There are actually two common types of "little planet" images: polar and stereographic. The example image here is polar, the Flickr group images are both, and the one asked about in the linked "duplicate" post, How to do 360 polar pano in photography? is a stereographic "little sky". They have different requirements and techniques, but both typically begin with a stitched panorama that is then remapped to a different projection.
Polar Little Planets
A polar little planet is the easiest kind to make because you can do it with any image if you don't mind a visible seam. In the example planet by Radig, on the right side, at 3:00, you can see the seam of where the left and right edges of his pano met, and at the center, where the "floor" (nadir) isn't covered, so he started with a non-360 cylindrical panorama. If you want to eliminate the side seam, start with a 360º cylindrical pano (regular pano) or mirror image your photo, and combine the two side-by-side so the left edge can wrap around and join seamlessly with the right. To eliminate both the side and center seam, though, you have to use an equirectangular (360ºx180º full spherical pano).
You then perform three steps (either separately in Photoshop, or all at once with the Polar Coords filter in the Gimp):
Rotate the image so it's upside-down.
Resize it to a square.
Apply Cartesian->Polar remapping. (Filter -> Distort -> Polar coordinates).
This type of panorama will have a very circular world, without a lot of details outside that circle. If done with an equirectangular panorama, it looks like this:
Stereographic Little Planet
Stereographic remapping is conformal; angles are preserved, so the shape of things above the horizon are more recognizable than with a polar remapping.
So, these little planets don't look so squashed to the circle. But this type of mapping is much better with an equirectangular 360x180 pano as the starting point. You can try faking it with a 360° pano reshaped to a 2:1 rectangle, but this often doesn't look good. Or you can fill in the missing "floor" area with black/white and get a donut result. But this will work best if you have the full sphere to work with. A stereographic remapping can be created in Hugin, with the Mathmap plugin in the Gimp, or with the Photoshop Flexify plugin.
In Hugin (2013):
Load the equirectangular, setting the lens type to equirectangular.
In the Projection tab, choose stereographic.
In the Move/Drag tab, set the pitch to -90. Click apply.
It will look more like this:
"Little planets" are done by starting the stereographic mapping at the "south pole" of the sphere (pitch=-90). You can make "little skies" (or tunnels) by starting the mapping at the "north pole" (pitch=90):
Obviously, you can also create side tunnels starting your mapping at the equator (pitch=0), but the effect is rarely as eye-catching as the planet/tunnel configurations.
Creating the starting 360ºx180º equirectangular pano, however, is a very involved process often requiring specialized equipment. Most typically, they're made by using a fisheye lens for maximum scene coverage and minimum stitching. The camera is rotated in yaw to cover the horizontal field of view, and then rotated in pitch to cover the zenith (straight up) and nadir (straight down) shots. To avoid parallax error in small spaces, tripods with special panoheads are often used to rotate the camera/lens combination in portrait orientation around the lens's no-parallax point in both axes.

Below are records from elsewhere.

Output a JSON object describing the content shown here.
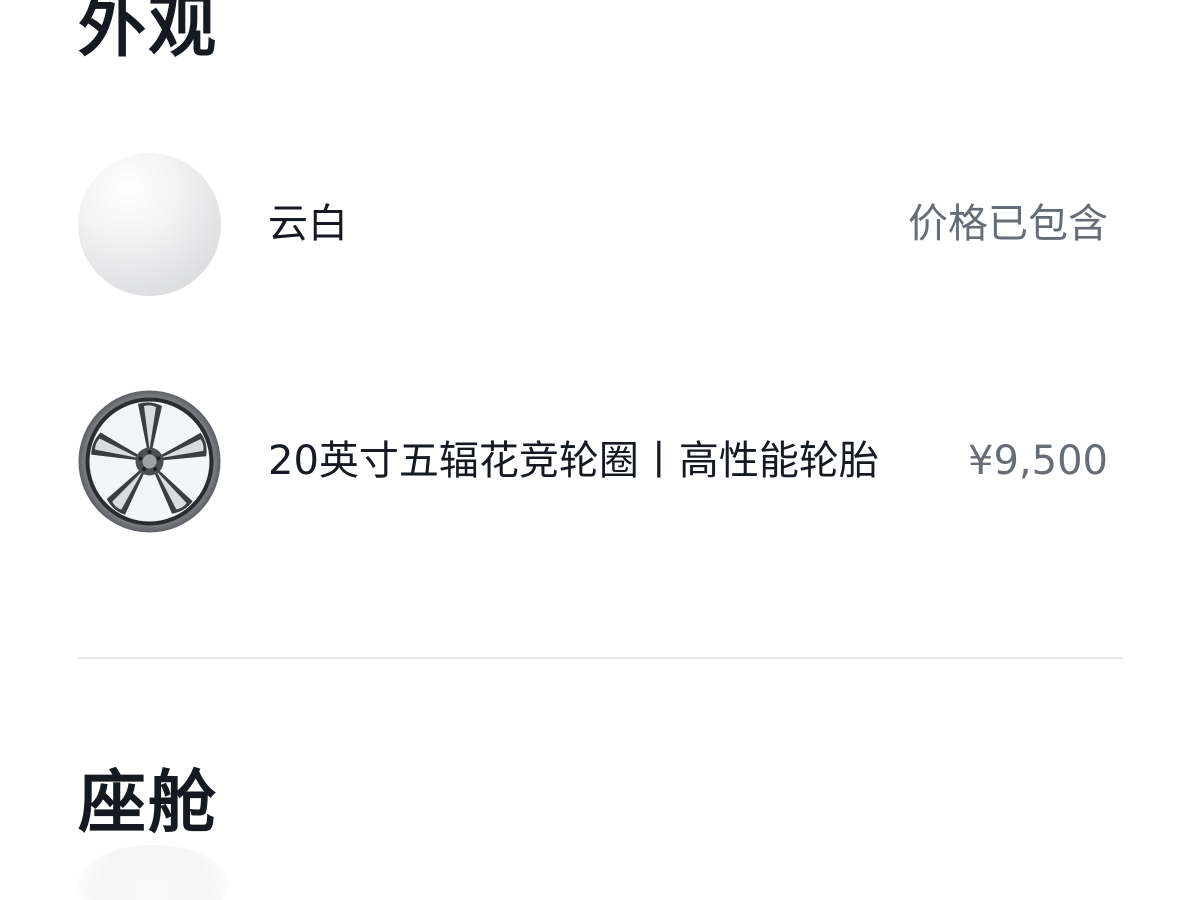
{
  "sections": {
    "exterior": {
      "title": "外观",
      "options": [
        {
          "name": "云白",
          "price": "价格已包含",
          "thumb_icon": "paint-swatch-icon"
        },
        {
          "name": "20英寸五辐花竞轮圈丨高性能轮胎",
          "price": "¥9,500",
          "thumb_icon": "wheel-rim-icon"
        }
      ]
    },
    "cabin": {
      "title": "座舱"
    }
  },
  "colors": {
    "text_primary": "#151a22",
    "text_secondary": "#666d76",
    "divider": "#e6e7e9",
    "background": "#ffffff"
  }
}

Careful use of a plumbline can sometimes work, but handheld equirectangulars are generally only successful for outdoor shots without close-by objects.
The member images are then stitched together in an application that can handle both the fisheye distortion and full spherical coverage. While Microsoft ICE and other stitchers can be used for this, it doesn't offer as much control over the stitch as the PanoramaTools GUIs, like Hugin and PTGui do.
An additional step some photographers do is "nadir patching"—finding some way of erasing the tripod and pano head from the straight-down shots. This can involve taking an additional nadir image with the tripod removed/shifted from the scene and then patching it in with viewpoint correction (PTGui), or converting the panorama to cube faces, and using Photoshop's patch/clone/content-aware fill features to erase the tripod.
To learn more about shooting and stitching 360x180 panos, Eric Rougier's From Paris website's technical articles, and John Houghton's tutorials on PTGui are both fantastic resources.
And little planets are just the beginning of how you can remap 360x180s.
Peirce Quincuncial mapping with Drostify option; done in the Gimp with the Mathmap quincuncial script.